Il massaggio inizia quasi sempre con il
Wai Khru o saluto cerimoniale. Il
terapista-massaggiatore si concentra per alcuni momenti
inginocchiato vicino al paziente appoggiando il palmo della mano
sul suo ventre che, secondo la medicina cinese e la medicina
indiana, rappresenta il centro dell’essere umano.
Quindi
inizia il massaggio che ha un
ritmo coordinato alla respirazione del
ricevente per creare uno stato di
armonia. La durata del massaggio è
variabile (da 1 a 3 ore a seconda della necessità, della richiesta
e del prezzo concordato) come variabile è l’intensità con cui il
massaggiatore esegue la pressione sui diversi punti del corpo del
paziente. Le tecniche del massaggio differiscono
inoltre anche dalla zona della Thailandia in cui ci si trova. Nel
nord del Paese, ad esempio, il massaggio prende il nome
Lanna (dal Regno che anticamente era presente in questa
regione) ed è decisamente più delicato di quello tradizionale; in
genere è eseguito con movimenti ampi. Ottima la mia personale
esperienza presso la spa dell’Hotel
Raming Lodge di Chiang Mai dove, l’atmosfera rilassante e un
servizio eccellente hanno contribuito ad amplificare gli effetti
benefici del trattamento (2 ore di massaggio costano 800 baht, 1000
baht se si associa la riflessiologia plantare - prezzi analoghi a
quelli dei massaggiatori in strada). Il massaggio tradizionale
tailandese invece è decisamente più energetico (finanche doloroso)

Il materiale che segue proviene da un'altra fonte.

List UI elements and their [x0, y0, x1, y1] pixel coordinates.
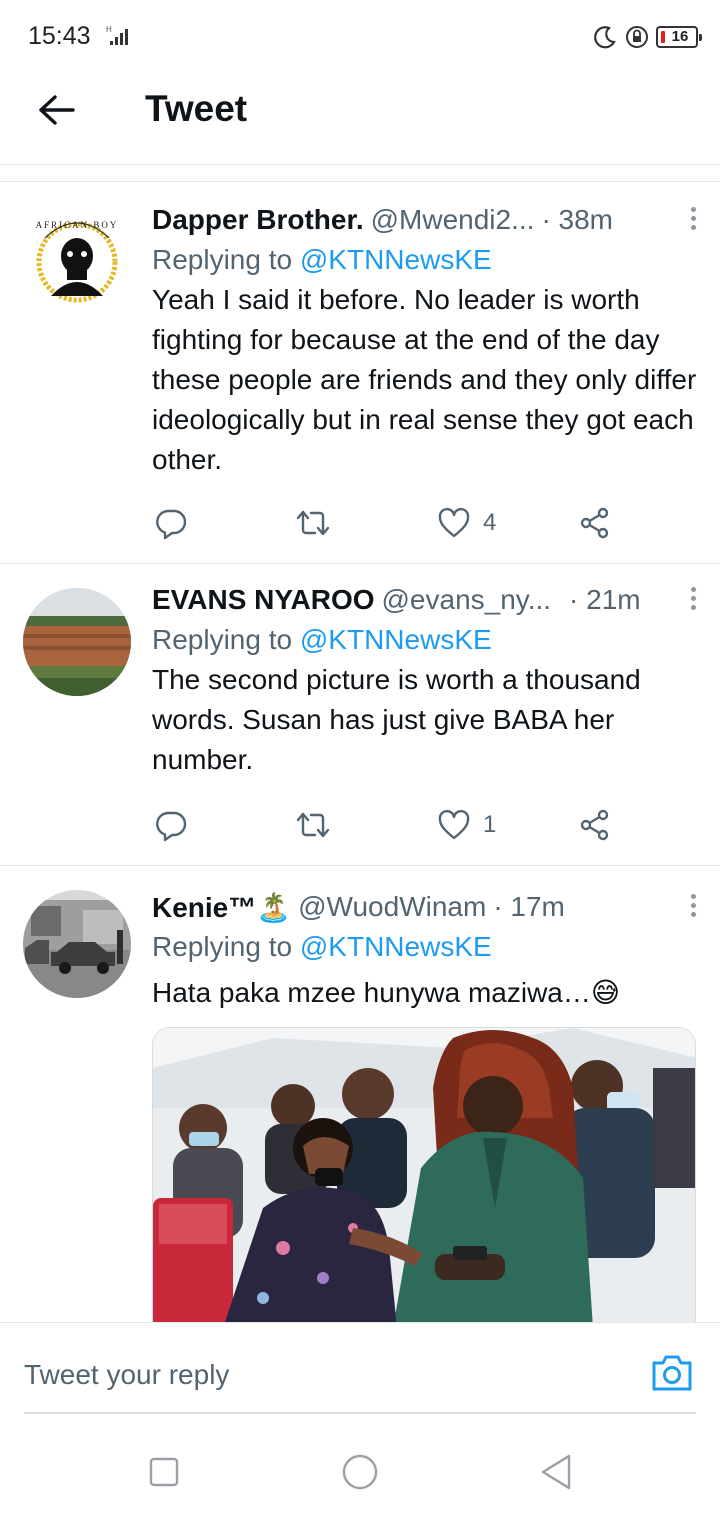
- retweet-icon: [296, 510, 330, 536]
- mention-link[interactable]: @KTNNewsKE: [300, 244, 492, 275]
- page-title: Tweet: [145, 88, 248, 129]
- replying-to: Replying to @KTNNewsKE: [152, 620, 698, 660]
- app-header: Tweet: [0, 70, 720, 165]
- more-options-icon[interactable]: [688, 584, 698, 614]
- svg-text:AFRICAN BOY: AFRICAN BOY: [36, 220, 119, 230]
- more-options-icon[interactable]: [688, 204, 698, 234]
- reply-divider: [24, 1412, 696, 1414]
- system-nav-bar: [0, 1420, 720, 1520]
- reply-composer: Tweet your reply: [0, 1322, 720, 1414]
- replying-to: Replying to @KTNNewsKE: [152, 927, 698, 967]
- author-name[interactable]: Kenie™🏝️: [152, 891, 291, 924]
- reply-button[interactable]: [154, 805, 188, 845]
- avatar-vintage-car-image: [23, 890, 131, 998]
- camera-button[interactable]: [650, 1353, 694, 1393]
- signal-icon: H: [106, 25, 128, 45]
- svg-text:H: H: [106, 25, 112, 34]
- avatar[interactable]: AFRICAN BOY: [23, 204, 131, 312]
- avatar-landscape-image: [23, 588, 131, 696]
- retweet-icon: [296, 812, 330, 838]
- tweet-time: · 21m: [569, 584, 641, 615]
- reply-icon: [156, 509, 187, 540]
- tweet-header: Dapper Brother. @Mwendi2... · 38m: [152, 200, 698, 240]
- african-boy-logo: AFRICAN BOY: [23, 204, 131, 312]
- share-icon: [580, 507, 609, 539]
- moon-icon: [594, 26, 616, 49]
- home-circle-icon: [342, 1454, 378, 1490]
- tweet-time: · 17m: [493, 891, 565, 922]
- reply-button[interactable]: [154, 503, 188, 543]
- more-options-icon[interactable]: [688, 891, 698, 921]
- avatar[interactable]: [23, 588, 131, 696]
- heart-icon: [438, 809, 470, 840]
- tweet-header: EVANS NYAROO @evans_ny... · 21m: [152, 580, 698, 620]
- author-handle[interactable]: @evans_ny...: [382, 584, 552, 616]
- avatar[interactable]: [23, 890, 131, 998]
- status-bar: 15:43 H 16: [0, 0, 720, 70]
- recents-button[interactable]: [142, 1450, 186, 1494]
- replying-to-label: Replying to: [152, 931, 300, 962]
- tweet-text: The second picture is worth a thousand w…: [152, 664, 641, 775]
- battery-icon: 16: [656, 26, 702, 48]
- header-divider: [0, 165, 720, 182]
- tweet-text: Yeah I said it before. No leader is wort…: [152, 284, 697, 475]
- reply-input[interactable]: Tweet your reply: [24, 1359, 229, 1391]
- retweet-button[interactable]: [294, 503, 332, 543]
- back-triangle-icon: [541, 1454, 571, 1490]
- mention-link[interactable]: @KTNNewsKE: [300, 931, 492, 962]
- camera-icon: [652, 1355, 692, 1391]
- author-handle[interactable]: @WuodWinam: [298, 891, 486, 923]
- tweet[interactable]: AFRICAN BOY Dapper Brother. @Mwendi2... …: [0, 183, 720, 564]
- tweet-media-image[interactable]: [152, 1027, 696, 1327]
- mention-link[interactable]: @KTNNewsKE: [300, 624, 492, 655]
- tweet-actions: 1: [152, 805, 632, 845]
- home-button[interactable]: [338, 1450, 382, 1494]
- retweet-button[interactable]: [294, 805, 332, 845]
- replying-to-label: Replying to: [152, 624, 300, 655]
- reply-icon: [156, 811, 187, 842]
- nav-back-button[interactable]: [534, 1450, 578, 1494]
- author-name[interactable]: Dapper Brother.: [152, 204, 364, 236]
- like-count: 1: [483, 811, 497, 838]
- like-count: 4: [483, 509, 497, 536]
- back-button[interactable]: [30, 90, 82, 130]
- lock-rotation-icon: [626, 26, 648, 48]
- tweet-time: · 38m: [541, 204, 614, 235]
- author-name[interactable]: EVANS NYAROO: [152, 584, 375, 616]
- like-button[interactable]: 1: [437, 805, 496, 845]
- tweet-text: Hata paka mzee hunywa maziwa…😅: [152, 977, 621, 1008]
- recents-square-icon: [149, 1457, 179, 1487]
- status-time: 15:43: [28, 22, 91, 50]
- status-icons: 16: [592, 22, 702, 52]
- photo-people-image: [153, 1028, 695, 1326]
- tweet-actions: 4: [152, 503, 632, 543]
- heart-icon: [438, 507, 470, 538]
- arrow-left-icon: [39, 95, 75, 125]
- replying-to: Replying to @KTNNewsKE: [152, 240, 698, 280]
- tweet[interactable]: EVANS NYAROO @evans_ny... · 21m Replying…: [0, 564, 720, 866]
- share-icon: [580, 809, 609, 841]
- author-handle[interactable]: @Mwendi2...: [371, 204, 535, 236]
- share-button[interactable]: [578, 503, 612, 543]
- share-button[interactable]: [578, 805, 612, 845]
- tweet-header: Kenie™🏝️ @WuodWinam · 17m: [152, 887, 698, 927]
- like-button[interactable]: 4: [437, 503, 496, 543]
- replying-to-label: Replying to: [152, 244, 300, 275]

e può portare a far assumere posizioni tipiche dello Yoga che, in
condizioni normali, non si sarebbe in grado. Inoltre il massaggio
tailandese non viene eseguito solo con le mani ma spesso prevede
l’ausilio dei piedi, dei gomiti e delle ginocchia.
Sia nelle
città più grandi che nei piccoli centri non è difficile trovare
strutture dove ricevere un buon massaggio, a prezzi ragionevoli (un
buon prezzo è 400 baht – circa 10 euro - per 2 ore di massaggio) ed
eseguito in modo professionale. Semplici consigli da tenere
presenti possono essere quello di evitare il massaggio eseguito
direttamente sulla spiaggia (la sabbia è abrasiva e il sole causa
ustioni spesso percepibili solo dopo che si rientra in camera – la
combinazione amplificata delle due cose potrebbe rovinare il resto
della vacanza), di non farsi incantare dai massaggiatori lungo la
strada (spesso non è più economico e non viene eseguito da
personale qualificato), di comunicare prima eventuali problemi
osteoarticolari e di non fidarsi degli sguardi ammiccanti delle
ragazze presunte massaggiatrici (famoso, fin troppo, l’happy
ending che però può tramutarsi nel ritrovarsi senza passaporto
e con il portafoglio svuotato).
A Bangkok,
un’esperienza da fare è il massaggio presso la scuola di Medicina
Tailandese che si trova all’interno di Wat Po (il più grande tempio
della capitale nelle vicinanze del Gran Palazzo) in cui al
massaggio si associa la particolare atmosfera del tempio. In
alternativa, i centri Health Land, diffusi
in tutta la città (uno anche a Pattaya), forniscono un eccellente
servizio a prezzi contenuti (il centro dispone di una propria
scuola che non è aperta a chi non parla thai).
Una curiosità: in pratica tutti i tailandesi sanno eseguire
un minimo di massaggio e il motivo è da ricercare nelle origini
della tradizione così diffusa. Soprattutto nelle zone rurali i
genitori rientrano in casa e, tolte le scarpe, si siedono a terra
lasciando che i bambini concedano loro un massaggio ristoratore (la
scena più emozionante a cui abbia assistito l’ho vista alla
periferia di Ayutthaya con una nonna sorridente sdraiata a terra
che si faceva camminare sulla schiena dalla nipotina e accarezzare
la pianta dei piedi da un secondo bambino).